Your choice is basically:
(a) Enter prices ex-tax in the CP, and display them ex-tax on your front end, or
(b) Enter prices inc-tax in the CP, and display them inc-tax on your front end
Therefore, if you want to display prices ex-tax on your front end, you should enter them ex-tax in the CP, and uncheck the "included in price" option for your tax rate.
The reason for this is that in your situation, if prices are entered inclusive of tax, there really is no tax-exclusive price for an individual item until it is added to the cart. If you did try to display this, you would only confuse customers with the tax rounding issues we faced in Store 1.
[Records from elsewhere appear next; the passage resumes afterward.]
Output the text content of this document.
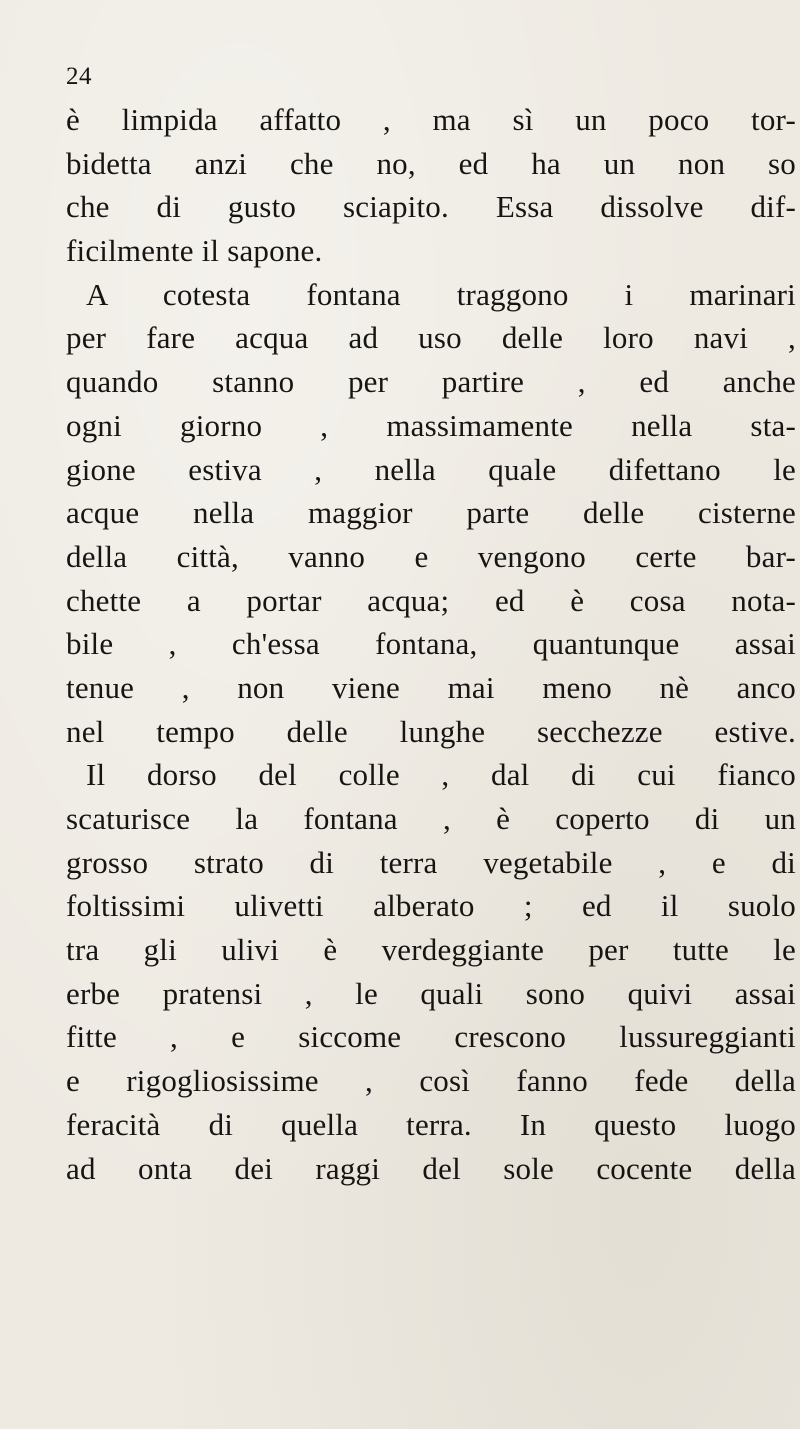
24
è limpida affatto , ma sì un poco tor-
bidetta anzi che no, ed ha un non so
che di gusto sciapito. Essa dissolve dif-
ficilmente il sapone.
A cotesta fontana traggono i marinari
per fare acqua ad uso delle loro navi ,
quando stanno per partire , ed anche
ogni giorno , massimamente nella sta-
gione estiva , nella quale difettano le
acque nella maggior parte delle cisterne
della città, vanno e vengono certe bar-
chette a portar acqua; ed è cosa nota-
bile , ch'essa fontana, quantunque assai
tenue , non viene mai meno nè anco
nel tempo delle lunghe secchezze estive.
Il dorso del colle , dal di cui fianco
scaturisce la fontana , è coperto di un
grosso strato di terra vegetabile , e di
foltissimi ulivetti alberato ; ed il suolo
tra gli ulivi è verdeggiante per tutte le
erbe pratensi , le quali sono quivi assai
fitte , e siccome crescono lussureggianti
e rigogliosissime , così fanno fede della
feracità di quella terra. In questo luogo
ad onta dei raggi del sole cocente della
For example, say your product is $10 including tax, with a 15% tax rate. If you were to calculate the ex-tax price of this product, you would say:
$10 / 1.15 = 8.695652174 = $8.70 rounded to 2dp
So you cleverly display the price as $8.70 to the user. Then they add 10 items to their cart, thinking the total should be:
$8.70 * 10 = $87.00
But when you use tax-inclusive pricing, the price that is added to the cart is the price including tax. So behind the scenes, Store does:
$10 * 10 = $100.00 (including tax)
To display the total tax for the order, Store then calculates the tax on the total:
$100 - ($100.00 / 1.15) = 13.043478261 = $13.04 tax
$100 - $13.04 = $86.96 excluding tax
If you were trying to be clever and display tax-exclusive prices when you entered them inclusive of tax in the CP, your customer would see:
$8.70 * 10 = $86.96 <-- whoa! where did my 4c go?!
Now, if you really wanted to display tax-exclusive prices in the first place, then you should enter them exclusive of tax in the CP. That will cause Store to calculate tax in the other direction. For example, if your product cost $8.70 with 10% tax:
$8.70 * 10 = $87.00 excluding tax
$87.00 * 0.15 = $13.05 tax
$87.00 + 13.05 = $100.05 including tax
Hopefully this gives you some insight into the perils of converting between tax-inclusive and tax-exclusive pricing. Basically, by entering prices in the CP the way you want to display them on your site's front end, you allow Store to perform the correct calculations and avoid confusing any of your customers by displaying incorrect calculations.
Either way, Store 2 doesn't calculate the total tax on an order until after it has taken into account the item quantity, so it is wrong to try and back-calculate or display the tax-exclusive price if your customers will be charged based on the tax-inclusive price, or vice versa.